I used to have a great memory, probably too good. I was really good at remembering the wrongs done to me. I am glad to be free of those memories. Well, most of them anyway. Some are ingrained and I fear they will never leave me, no matter how much I profess to forgive and forget.
I’ve tried to pinpoint exactly when my memory began to wane. I think it started shortly after I got married. By then my friends had all left town and there was no Facebook or email to keep in touch. Phone calls required long distance fees I could not afford. So, I didn’t have anyone with shared experiences to talk to on a regular basis to keep the memories alive. That was also the time I was starting a new life and a career and I had so many things to learn and do that the old things got pushed to the rear of my brain.
My memory was still intact at my ten-year high school reunion, I know that much. Not that I can remember the actual reunion very well, but at least I remember highlights. So, my amnesia must have begun after that time. That was in the summer of 1994, and my son was not quite a year old.

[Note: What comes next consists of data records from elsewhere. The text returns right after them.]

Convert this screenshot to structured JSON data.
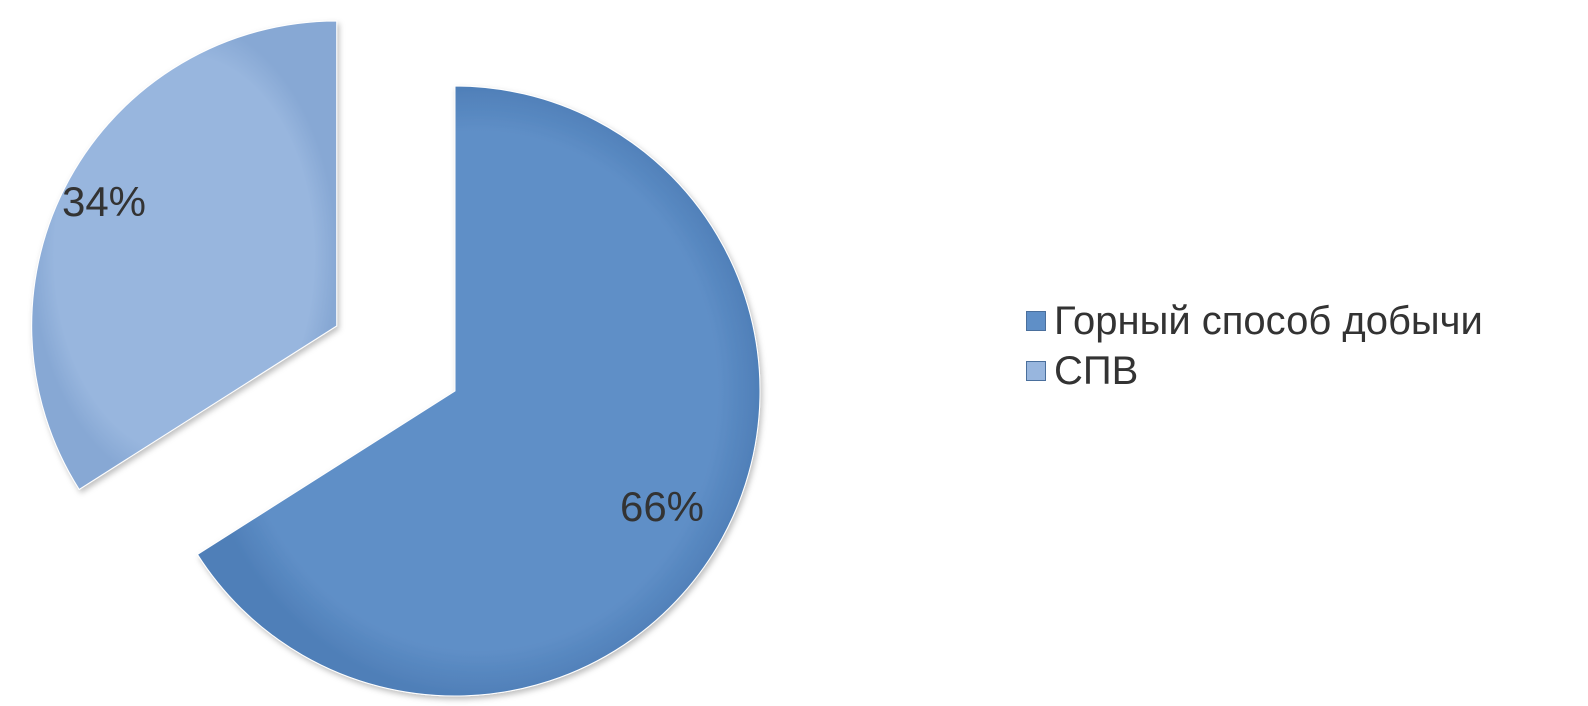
{
  "chart_data": {
    "type": "pie",
    "title": "",
    "slices": [
      {
        "name": "Горный способ добычи",
        "value": 66,
        "label": "66%",
        "color": "#5f8fc7",
        "exploded": false
      },
      {
        "name": "СПВ",
        "value": 34,
        "label": "34%",
        "color": "#98b6de",
        "exploded": true
      }
    ],
    "legend": {
      "position": "right",
      "entries": [
        "Горный способ добычи",
        "СПВ"
      ]
    },
    "show_percent_labels": true,
    "start_angle": "12 o'clock, clockwise"
  }
}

A few months later my sister became ill and later died. That experience was probably one of the most traumatic things to ever happen to me. Thinking back the years 1993-94 were a turning point for many things in my life. I was a new mother with all the sleeplessness and adjustment that comes with it including a strong bout of post-partum depression. Then, when I finally got over that and was settling into a happy period my sister died. Again, I became very depressed but I pushed it aside and did not face my depression until several years later. As I write these very words I realize it must have been this depression that surpressed the memories of the years before my sister’s death.
Life does not stop just because someone is no longer in it. You have to keep on living, even if you feel dead inside. And, that is what I did. I was alive but I was not living. But that is a story for another day.
Another thing that certainly contributed to my amnesia is an antidepressant I took for awhile. Ironically, I did not take this drug for depression. I took it for a chronic itching condition I have. Acute idiopathic urticaria, my doctor called it. In other words, I itch but no one knows why. A side effect of the drug is it stops the itching. It really does, but it also causes stammering, sleepiness, and memory loss. When I was taking it my brain would skip, like a record with a scratch. And I just took a light dose. Heaven help me if I was on the prescribed dosage for depression. I would probably have gone into a vegetative state. Thankfully God gave me another medical condition so I had to stop that drug. I never thought I would be thankful for a medical condition.
I was not even aware of my memory loss until around the time I turned 40. I can’t pinpoint the situation that revealed it to me, but the reality made me feel panicked. I felt like I had been robbed.
So, trauma, depression, life changes, and medication all factored into my memory loss. And age, too, if I have to admit it. But thanks to my pictures, journals, old letters (yes, real letters) and friends I have sources I can turn to when I need to remember. And if you, reader, want to remind me of something interesting or funny we might have shared, please do. I welcome the occasional walk down memory lane, even if the lane is foggy in places.